Il y a 100 ans : Les pavés de l’ours (2)

(Suite.)
L’Administration a fait saisir les journaux donnant sur cette affaire, si peu importante en elle-même, les récits les plus fantaisistes, de nature à effrayer le public et à dénigrer Madagascar aux yeux de l’étranger. Mais les propriétaires des journaux, s’estimant plus malins, ont fait réimprimer clandestinement leur canard, qui cette fois devenait une vipère, et l’ont fait répandre tant en France qu’à l’étranger.

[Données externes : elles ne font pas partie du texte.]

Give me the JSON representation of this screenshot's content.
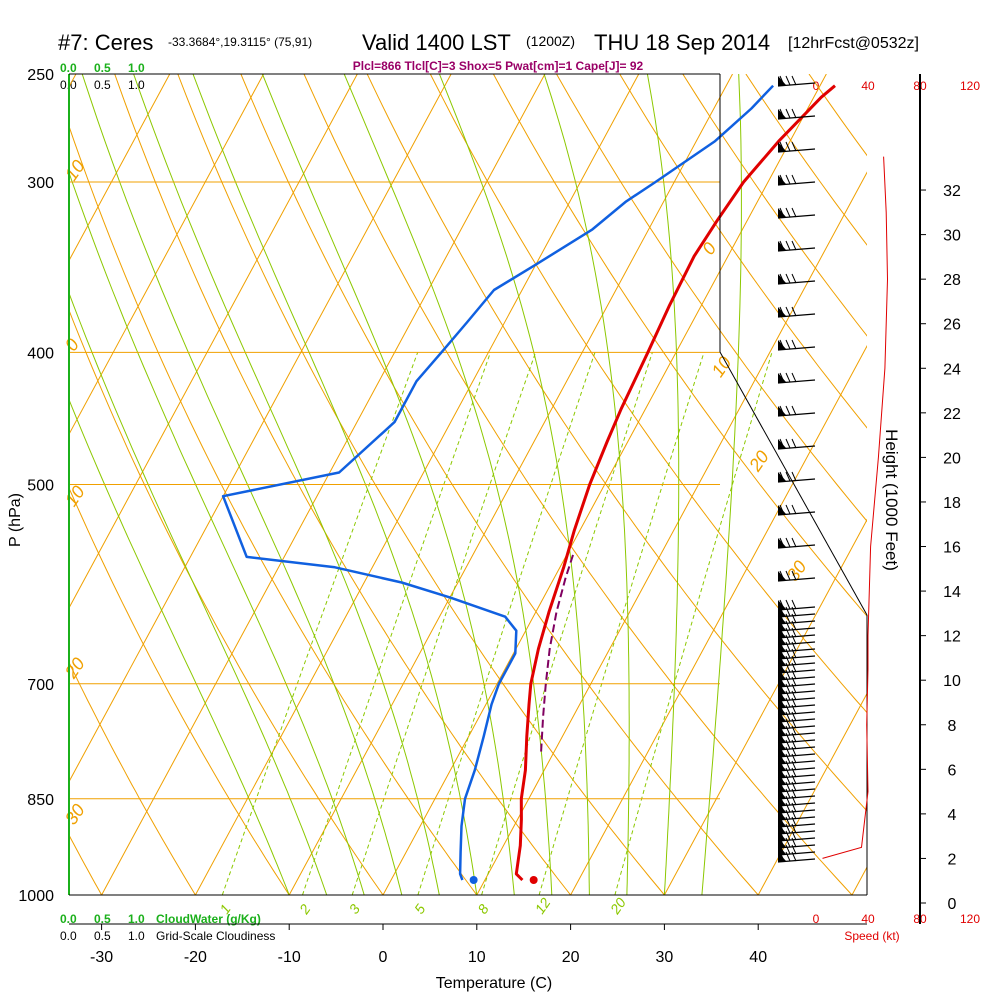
{
  "header": {
    "station": "#7: Ceres",
    "coords": "-33.3684°,19.3115° (75,91)",
    "valid": "Valid 1400 LST",
    "zulu": "(1200Z)",
    "date": "THU 18 Sep 2014",
    "forecast": "[12hrFcst@0532z]"
  },
  "indices": "Plcl=866 Tlcl[C]=3 Shox=5 Pwat[cm]=1 Cape[J]= 92",
  "axes": {
    "xlabel": "Temperature (C)",
    "ylabel": "P (hPa)",
    "height_label": "Height (1000 Feet)",
    "speed_label": "Speed (kt)",
    "cloudwater_label": "CloudWater (g/Kg)",
    "cloudiness_label": "Grid-Scale Cloudiness"
  },
  "scales": {
    "green": [
      "0.0",
      "0.5",
      "1.0"
    ],
    "black": [
      "0.0",
      "0.5",
      "1.0"
    ],
    "speed": [
      "0",
      "40",
      "80",
      "120"
    ]
  },
  "colors": {
    "temperature": "#e00000",
    "dewpoint": "#1060e0",
    "isotherm": "#f0a000",
    "mixing_ratio": "#8cc800",
    "parcel": "#800060",
    "cloud": "#1bb01b"
  },
  "chart_data": {
    "type": "line",
    "title": "#7: Ceres",
    "xlabel": "Temperature (C)",
    "ylabel": "P (hPa)",
    "xlim": [
      -33,
      45
    ],
    "ylim": [
      1000,
      250
    ],
    "x_ticks": [
      -30,
      -20,
      -10,
      0,
      10,
      20,
      30,
      40
    ],
    "p_ticks": [
      1000,
      850,
      700,
      500,
      400,
      300,
      250
    ],
    "isotherm_labels": [
      {
        "text": "10",
        "t": -33,
        "p": 300
      },
      {
        "text": "0",
        "t": -33,
        "p": 400
      },
      {
        "text": "10",
        "t": -33,
        "p": 520
      },
      {
        "text": "20",
        "t": -33,
        "p": 695
      },
      {
        "text": "30",
        "t": -33,
        "p": 890
      },
      {
        "text": "0",
        "t": 35,
        "p": 340
      },
      {
        "text": "10",
        "t": 36,
        "p": 418
      },
      {
        "text": "20",
        "t": 40,
        "p": 490
      },
      {
        "text": "30",
        "t": 44,
        "p": 590
      }
    ],
    "mixing_ratio_labels": [
      "1",
      "2",
      "3",
      "5",
      "8",
      "12",
      "20"
    ],
    "series": [
      {
        "name": "Temperature",
        "points": [
          [
            14,
            975
          ],
          [
            13,
            965
          ],
          [
            11.8,
            920
          ],
          [
            10.4,
            880
          ],
          [
            9.2,
            850
          ],
          [
            8,
            810
          ],
          [
            6.2,
            765
          ],
          [
            4.6,
            725
          ],
          [
            3.6,
            700
          ],
          [
            2.4,
            660
          ],
          [
            1.4,
            620
          ],
          [
            0.4,
            575
          ],
          [
            -0.6,
            540
          ],
          [
            -1.6,
            500
          ],
          [
            -2.2,
            465
          ],
          [
            -2.6,
            440
          ],
          [
            -3.0,
            400
          ],
          [
            -3.4,
            370
          ],
          [
            -3.6,
            340
          ],
          [
            -3.2,
            320
          ],
          [
            -2.6,
            300
          ],
          [
            -1.2,
            280
          ],
          [
            0.8,
            260
          ],
          [
            1.6,
            255
          ]
        ]
      },
      {
        "name": "Dewpoint",
        "points": [
          [
            7.6,
            975
          ],
          [
            7.0,
            965
          ],
          [
            5.8,
            930
          ],
          [
            4.4,
            890
          ],
          [
            3.2,
            850
          ],
          [
            2.6,
            810
          ],
          [
            1.6,
            765
          ],
          [
            0.6,
            725
          ],
          [
            0.2,
            700
          ],
          [
            0.2,
            665
          ],
          [
            -1.0,
            640
          ],
          [
            -3.0,
            625
          ],
          [
            -10,
            605
          ],
          [
            -16,
            590
          ],
          [
            -24,
            575
          ],
          [
            -34,
            565
          ],
          [
            -40,
            510
          ],
          [
            -29,
            490
          ],
          [
            -26,
            450
          ],
          [
            -26,
            420
          ],
          [
            -25,
            400
          ],
          [
            -24,
            380
          ],
          [
            -23,
            360
          ],
          [
            -20,
            345
          ],
          [
            -16,
            325
          ],
          [
            -14,
            310
          ],
          [
            -12,
            300
          ],
          [
            -8,
            280
          ],
          [
            -6,
            265
          ],
          [
            -5,
            255
          ]
        ]
      },
      {
        "name": "Parcel",
        "points": [
          [
            8.6,
            785
          ],
          [
            6.8,
            740
          ],
          [
            5.2,
            700
          ],
          [
            3.6,
            660
          ],
          [
            2.2,
            620
          ],
          [
            1.2,
            585
          ],
          [
            0.6,
            560
          ]
        ]
      }
    ],
    "surface_temp": 15.2,
    "surface_dewpoint": 8.8,
    "surface_p": 975,
    "height_ticks": [
      0,
      2,
      4,
      6,
      8,
      10,
      12,
      14,
      16,
      18,
      20,
      22,
      24,
      26,
      28,
      30,
      32
    ],
    "wind_speed_kt": [
      {
        "h": 2.0,
        "s": 5
      },
      {
        "h": 2.5,
        "s": 35
      },
      {
        "h": 5.0,
        "s": 40
      },
      {
        "h": 8.0,
        "s": 39
      },
      {
        "h": 10.5,
        "s": 40
      },
      {
        "h": 12.0,
        "s": 40
      },
      {
        "h": 16.0,
        "s": 42
      },
      {
        "h": 20.0,
        "s": 48
      },
      {
        "h": 24.0,
        "s": 53
      },
      {
        "h": 28.0,
        "s": 55
      },
      {
        "h": 31.0,
        "s": 54
      },
      {
        "h": 33.5,
        "s": 52
      }
    ]
  }
}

Suivant ce qu’ils affirmaient, – avec des réticences qui en laissaient deviner bien plus long, – il s’en fallait de l’épaisseur d’un cheveu que les Français, Gouverneur en tête, n’eussent été tous exterminés à Madagascar. De nombreuses barriques de poison violent (tanghin) étaient prêtes pour permettre aux cuisiniers et serviteurs indigènes d’empoisonner leurs patrons à la même heure ; grands dépôts d’armes sur divers points, complicité des soldats indigènes, appui du Japon qui devait accourir avec sa flotte, négligence ou ineptie de l’Administration supérieure qui n’avait rien su prévoir, que sais-je encore ; rien n’y manquait, sauf que tout cela n’existait que dans l’imagination dépravée desdits journalistes.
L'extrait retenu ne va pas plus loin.